Estávamos eu e meu amigo, comemorando a véspera dos seus dezenove anos, navegando a mar aberto com a lancha de seu pai. Gabriel e eu nos conhecemos há muitos anos, passamos grande parte das nossas vidas juntos. O dia estava cinzento com muito vento, porém decidimos ir ainda assim. Quando nos demos conta, estávamos muito afastados da costa, mas continuamos indo, apesar do vento. 
De repente, avistei uma grande embarcação vindo do horizonte em direção a nós e logo encostando em nossa lancha. Eles pareciam piratas, querendo roubar o nosso barco. Assustado, corri e me escondi logo atrás da direção do barco: um longo grito silenciou o oceano. Várias coisas passaram na minha cabeça naquele instante: "o que estava a acontecer?", "seria aquele o grito de Gabriel ou de um dos invasores?". Sem pensar me arremessei para fora do barco caindo no oceano. Comecei a pensar no que aconteceria a partir dali. Ouvi o barco se afastar e comecei a procurar uma maneira de voltar a proa da lancha. Nada encontrava, estava eu, no meio do oceano com uma lancha ao meu lado porém sem ter como retornar. Procurei Gabriel também, gritei e gritei, e não recebi uma resposta. A única coisa que se passava na minha cabeça é que ali estavam os meus últimos minutos e que eles seriam rodeados de sofrimento. A cada minuto que passava, mais frio eu sentia, mais medo percorria o meu corpo. Esse foi um momento de reflexão sobre tudo que já tinha feito e que tinha deixado de fazer. Uma voz interior, começou a me interrogar sobre o passado, e eu, assustado, estava incapacitado de responder, não consegui nem sequer pensar. Depois de um tempo, comecei a ter alucinações. Nunca tive isso anteriormente, não sei afirmar então o que realmente era. Comecei a ouvir a voz de minha mãe que morreu no meu aniversário de onze anos: 
– Relaxe meu filho, venha comigo, se permita ir!
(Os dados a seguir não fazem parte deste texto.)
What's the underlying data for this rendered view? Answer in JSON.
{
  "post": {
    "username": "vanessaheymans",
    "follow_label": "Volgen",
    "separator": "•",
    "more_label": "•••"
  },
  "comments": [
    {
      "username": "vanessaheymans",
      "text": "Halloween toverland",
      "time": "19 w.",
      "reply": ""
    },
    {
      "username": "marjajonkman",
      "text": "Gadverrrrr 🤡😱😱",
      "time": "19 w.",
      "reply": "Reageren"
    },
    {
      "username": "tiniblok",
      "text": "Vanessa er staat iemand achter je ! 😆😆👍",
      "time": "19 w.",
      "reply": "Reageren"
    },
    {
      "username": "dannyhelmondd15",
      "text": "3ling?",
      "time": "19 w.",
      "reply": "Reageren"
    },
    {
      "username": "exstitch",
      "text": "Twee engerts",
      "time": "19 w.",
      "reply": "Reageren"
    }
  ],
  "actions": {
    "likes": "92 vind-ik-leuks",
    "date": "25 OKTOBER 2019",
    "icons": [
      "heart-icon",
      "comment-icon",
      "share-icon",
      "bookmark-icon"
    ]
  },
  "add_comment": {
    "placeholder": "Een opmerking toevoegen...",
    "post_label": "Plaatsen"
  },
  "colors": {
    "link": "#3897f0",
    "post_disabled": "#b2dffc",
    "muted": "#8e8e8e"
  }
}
E aquilo me deixou completamente assustado, gastei minhas últimas energias tentando procurar mais uma vez, um modo de retornar, sem sucesso. A morte da minha mãe foi algo muito traumático na minha vida. Meu pai largou a minha mãe assim que descobriu que ela estava grávida, foi sempre só nós dois. Após a morte dela, morei em um abrigo até completar dezoito anos. Ouvir ela me chamar em meus últimos minutos, foi algo muito tentador, eu sentia muito a sua falta. Estava exausto, com o frio percorrendo cada centímetro do meu corpo, queria ir, mas não queria que o meu fim fosse assim. Eu havia acabado de completar vinte e um anos, havia muito o que viver ainda, mas ali estavam os meus últimos minutos até eu me entregar e submergir.